The Poor Fisherman, 1896 by Paul Gauguin
The biblical reference of The Poor Fisherman, 1896 is one of several among Gauguin's paintings of specific themes. There is the la Or ana Maria and the Nativity, The Yellow Christ and Vision After the Sermon, and the woodcut of the Crucifixion. There is the "Golgotha" self-portrait, and his sacrificial reference to "Les Miserables" in the self-portrait dedicated to Van Gogh. More generally, there is his constant reference to his "Tahitian Eve," and in his letters an imaginative transformation of a South Sea island into a fusion of Cythera and Eden, at once voluptuous and virtuous. Besides the reference to Puvis de Chavannes' painting of the same subject, Gauguin's fisherman has several associations: the dignity of the simple life; the un-happiness of the "Maoris," mistreated by a colonial government; the isolation, the poverty, the moral grandeur of the painter himself.
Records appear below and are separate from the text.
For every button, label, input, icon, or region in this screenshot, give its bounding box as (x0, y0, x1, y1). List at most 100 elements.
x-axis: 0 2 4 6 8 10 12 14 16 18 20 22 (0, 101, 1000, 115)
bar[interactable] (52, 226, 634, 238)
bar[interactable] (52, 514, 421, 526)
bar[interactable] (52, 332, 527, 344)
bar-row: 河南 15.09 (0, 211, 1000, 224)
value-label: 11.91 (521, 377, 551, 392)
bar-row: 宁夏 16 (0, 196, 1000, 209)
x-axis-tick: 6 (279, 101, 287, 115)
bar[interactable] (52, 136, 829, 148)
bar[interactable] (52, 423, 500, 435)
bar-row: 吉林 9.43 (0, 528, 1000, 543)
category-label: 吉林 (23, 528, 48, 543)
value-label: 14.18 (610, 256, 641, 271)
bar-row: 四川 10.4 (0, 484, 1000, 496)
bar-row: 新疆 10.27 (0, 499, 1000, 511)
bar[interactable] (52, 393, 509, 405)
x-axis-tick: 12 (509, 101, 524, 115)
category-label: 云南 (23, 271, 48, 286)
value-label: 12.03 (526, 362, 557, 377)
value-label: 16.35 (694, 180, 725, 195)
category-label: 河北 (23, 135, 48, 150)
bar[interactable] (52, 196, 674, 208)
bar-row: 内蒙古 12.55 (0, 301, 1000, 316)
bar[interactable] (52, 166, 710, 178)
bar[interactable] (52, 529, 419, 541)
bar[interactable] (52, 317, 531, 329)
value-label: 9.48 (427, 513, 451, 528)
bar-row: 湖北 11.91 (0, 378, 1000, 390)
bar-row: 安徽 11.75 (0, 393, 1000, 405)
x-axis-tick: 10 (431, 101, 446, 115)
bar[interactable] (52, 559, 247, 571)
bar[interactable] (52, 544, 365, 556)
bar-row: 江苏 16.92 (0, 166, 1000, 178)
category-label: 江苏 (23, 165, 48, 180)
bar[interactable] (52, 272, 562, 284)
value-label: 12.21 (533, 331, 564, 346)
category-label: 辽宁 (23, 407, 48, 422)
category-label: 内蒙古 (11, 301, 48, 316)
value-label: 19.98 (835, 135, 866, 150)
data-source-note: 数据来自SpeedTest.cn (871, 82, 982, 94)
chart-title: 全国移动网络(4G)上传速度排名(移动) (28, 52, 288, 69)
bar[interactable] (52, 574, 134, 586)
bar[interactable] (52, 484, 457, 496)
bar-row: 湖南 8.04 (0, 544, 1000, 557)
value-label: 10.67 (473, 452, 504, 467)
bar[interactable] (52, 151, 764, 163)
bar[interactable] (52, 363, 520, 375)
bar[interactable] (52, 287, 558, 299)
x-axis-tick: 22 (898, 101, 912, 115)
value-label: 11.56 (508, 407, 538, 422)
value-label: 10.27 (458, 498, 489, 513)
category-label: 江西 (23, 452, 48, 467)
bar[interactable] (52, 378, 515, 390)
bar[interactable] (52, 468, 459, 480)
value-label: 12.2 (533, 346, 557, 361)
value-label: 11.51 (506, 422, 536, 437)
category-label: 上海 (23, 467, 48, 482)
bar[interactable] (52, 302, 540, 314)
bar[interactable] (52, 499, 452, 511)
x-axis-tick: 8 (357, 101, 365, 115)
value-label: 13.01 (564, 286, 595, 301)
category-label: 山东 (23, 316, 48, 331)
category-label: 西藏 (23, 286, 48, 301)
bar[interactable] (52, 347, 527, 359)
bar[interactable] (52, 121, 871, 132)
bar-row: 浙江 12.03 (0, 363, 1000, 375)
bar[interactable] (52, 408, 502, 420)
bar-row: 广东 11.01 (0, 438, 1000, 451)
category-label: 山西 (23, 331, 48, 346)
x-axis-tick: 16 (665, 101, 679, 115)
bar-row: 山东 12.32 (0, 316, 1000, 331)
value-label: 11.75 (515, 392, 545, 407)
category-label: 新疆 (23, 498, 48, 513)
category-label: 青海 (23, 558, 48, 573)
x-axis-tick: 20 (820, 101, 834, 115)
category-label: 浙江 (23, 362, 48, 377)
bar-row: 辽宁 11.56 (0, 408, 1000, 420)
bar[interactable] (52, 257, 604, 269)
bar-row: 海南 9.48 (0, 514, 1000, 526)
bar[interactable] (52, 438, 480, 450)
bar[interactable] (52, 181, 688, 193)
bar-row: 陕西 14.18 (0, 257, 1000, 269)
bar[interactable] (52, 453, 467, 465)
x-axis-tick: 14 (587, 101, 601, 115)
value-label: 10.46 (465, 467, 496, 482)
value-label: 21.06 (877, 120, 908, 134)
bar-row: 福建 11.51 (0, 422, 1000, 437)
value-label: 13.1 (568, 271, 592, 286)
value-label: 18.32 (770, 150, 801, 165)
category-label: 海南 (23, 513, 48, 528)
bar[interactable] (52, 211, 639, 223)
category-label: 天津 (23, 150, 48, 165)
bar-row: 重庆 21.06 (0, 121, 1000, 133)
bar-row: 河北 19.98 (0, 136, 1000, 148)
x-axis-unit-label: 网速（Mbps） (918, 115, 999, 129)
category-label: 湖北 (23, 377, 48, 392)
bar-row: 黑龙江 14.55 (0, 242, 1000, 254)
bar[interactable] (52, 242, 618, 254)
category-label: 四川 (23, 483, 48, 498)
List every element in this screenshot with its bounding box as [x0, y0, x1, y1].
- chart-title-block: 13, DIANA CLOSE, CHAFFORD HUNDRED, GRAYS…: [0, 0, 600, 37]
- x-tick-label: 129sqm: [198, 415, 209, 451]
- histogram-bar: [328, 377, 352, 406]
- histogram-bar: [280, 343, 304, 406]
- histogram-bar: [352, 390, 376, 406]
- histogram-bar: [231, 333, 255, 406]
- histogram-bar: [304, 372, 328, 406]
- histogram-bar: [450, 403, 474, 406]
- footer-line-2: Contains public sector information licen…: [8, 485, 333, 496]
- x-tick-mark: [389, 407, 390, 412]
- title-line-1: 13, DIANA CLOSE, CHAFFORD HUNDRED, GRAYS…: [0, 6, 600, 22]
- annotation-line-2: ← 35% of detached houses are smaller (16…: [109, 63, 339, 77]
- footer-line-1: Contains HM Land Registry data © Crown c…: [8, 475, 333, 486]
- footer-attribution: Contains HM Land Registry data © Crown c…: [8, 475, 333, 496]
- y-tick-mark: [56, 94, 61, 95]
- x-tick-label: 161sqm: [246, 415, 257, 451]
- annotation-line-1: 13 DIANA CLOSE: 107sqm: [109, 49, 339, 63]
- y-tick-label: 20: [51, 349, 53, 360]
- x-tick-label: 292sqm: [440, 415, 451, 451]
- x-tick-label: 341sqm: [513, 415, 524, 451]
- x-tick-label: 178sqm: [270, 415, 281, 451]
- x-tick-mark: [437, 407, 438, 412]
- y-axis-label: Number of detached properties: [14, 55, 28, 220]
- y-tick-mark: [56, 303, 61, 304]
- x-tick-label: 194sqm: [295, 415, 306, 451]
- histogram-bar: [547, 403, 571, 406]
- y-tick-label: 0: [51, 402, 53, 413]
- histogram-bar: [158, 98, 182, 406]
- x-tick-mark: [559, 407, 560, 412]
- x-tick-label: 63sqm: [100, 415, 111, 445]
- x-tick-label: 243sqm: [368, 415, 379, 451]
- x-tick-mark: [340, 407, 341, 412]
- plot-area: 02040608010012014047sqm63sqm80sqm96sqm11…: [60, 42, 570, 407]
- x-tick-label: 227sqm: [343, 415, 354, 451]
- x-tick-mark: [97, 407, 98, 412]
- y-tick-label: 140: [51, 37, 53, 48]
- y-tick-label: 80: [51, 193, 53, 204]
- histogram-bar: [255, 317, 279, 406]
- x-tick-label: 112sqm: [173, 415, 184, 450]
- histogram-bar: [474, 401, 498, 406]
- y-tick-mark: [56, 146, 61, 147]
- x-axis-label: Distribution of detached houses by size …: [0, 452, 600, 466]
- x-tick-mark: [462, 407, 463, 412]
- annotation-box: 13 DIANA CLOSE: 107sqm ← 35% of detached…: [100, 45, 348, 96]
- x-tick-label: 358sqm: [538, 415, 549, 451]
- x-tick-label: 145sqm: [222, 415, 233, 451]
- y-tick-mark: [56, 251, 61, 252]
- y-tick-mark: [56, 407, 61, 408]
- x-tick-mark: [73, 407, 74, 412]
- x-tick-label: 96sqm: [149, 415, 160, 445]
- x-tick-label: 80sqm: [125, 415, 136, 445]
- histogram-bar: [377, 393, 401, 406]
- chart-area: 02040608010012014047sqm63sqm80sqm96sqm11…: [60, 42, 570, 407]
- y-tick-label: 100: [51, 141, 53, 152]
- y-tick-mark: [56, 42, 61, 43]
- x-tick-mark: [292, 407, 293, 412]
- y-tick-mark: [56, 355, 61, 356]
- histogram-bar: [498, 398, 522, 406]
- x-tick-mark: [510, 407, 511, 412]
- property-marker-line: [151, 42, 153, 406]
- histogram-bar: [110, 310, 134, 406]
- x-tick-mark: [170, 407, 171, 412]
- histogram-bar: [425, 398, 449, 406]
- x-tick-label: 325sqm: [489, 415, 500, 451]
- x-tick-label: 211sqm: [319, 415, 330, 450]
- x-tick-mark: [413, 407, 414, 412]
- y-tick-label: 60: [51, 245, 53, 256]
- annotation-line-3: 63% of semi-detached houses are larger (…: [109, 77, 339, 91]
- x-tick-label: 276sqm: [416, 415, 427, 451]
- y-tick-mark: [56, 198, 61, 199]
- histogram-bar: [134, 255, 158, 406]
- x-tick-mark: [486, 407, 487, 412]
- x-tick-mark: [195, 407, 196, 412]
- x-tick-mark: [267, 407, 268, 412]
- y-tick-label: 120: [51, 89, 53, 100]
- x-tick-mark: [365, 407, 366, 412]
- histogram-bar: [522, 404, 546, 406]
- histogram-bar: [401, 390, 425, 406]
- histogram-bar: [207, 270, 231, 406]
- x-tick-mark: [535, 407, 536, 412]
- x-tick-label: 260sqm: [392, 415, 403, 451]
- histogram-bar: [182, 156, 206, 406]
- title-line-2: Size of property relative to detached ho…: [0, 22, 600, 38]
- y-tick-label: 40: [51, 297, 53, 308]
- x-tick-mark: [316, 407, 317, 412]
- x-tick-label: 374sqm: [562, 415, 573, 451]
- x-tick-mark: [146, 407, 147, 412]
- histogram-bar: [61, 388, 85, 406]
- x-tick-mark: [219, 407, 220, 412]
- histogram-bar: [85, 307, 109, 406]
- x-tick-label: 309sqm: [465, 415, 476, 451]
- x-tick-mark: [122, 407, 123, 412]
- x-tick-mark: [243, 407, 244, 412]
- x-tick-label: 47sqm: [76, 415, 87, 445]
Set against a luxuriant nature, the figure is tense and thin, hardly typical of the Tahitian life of health and ease Gauguin was so fond of imagining. This contrast is enhanced by the opposition of the patterned foreground, with its irregular lines and upward-pointing corner, and the broad, calm structure of the background beyond the canoe, built of large areas and strong horizontals: a contrast that symbolizes the spirit's struggle.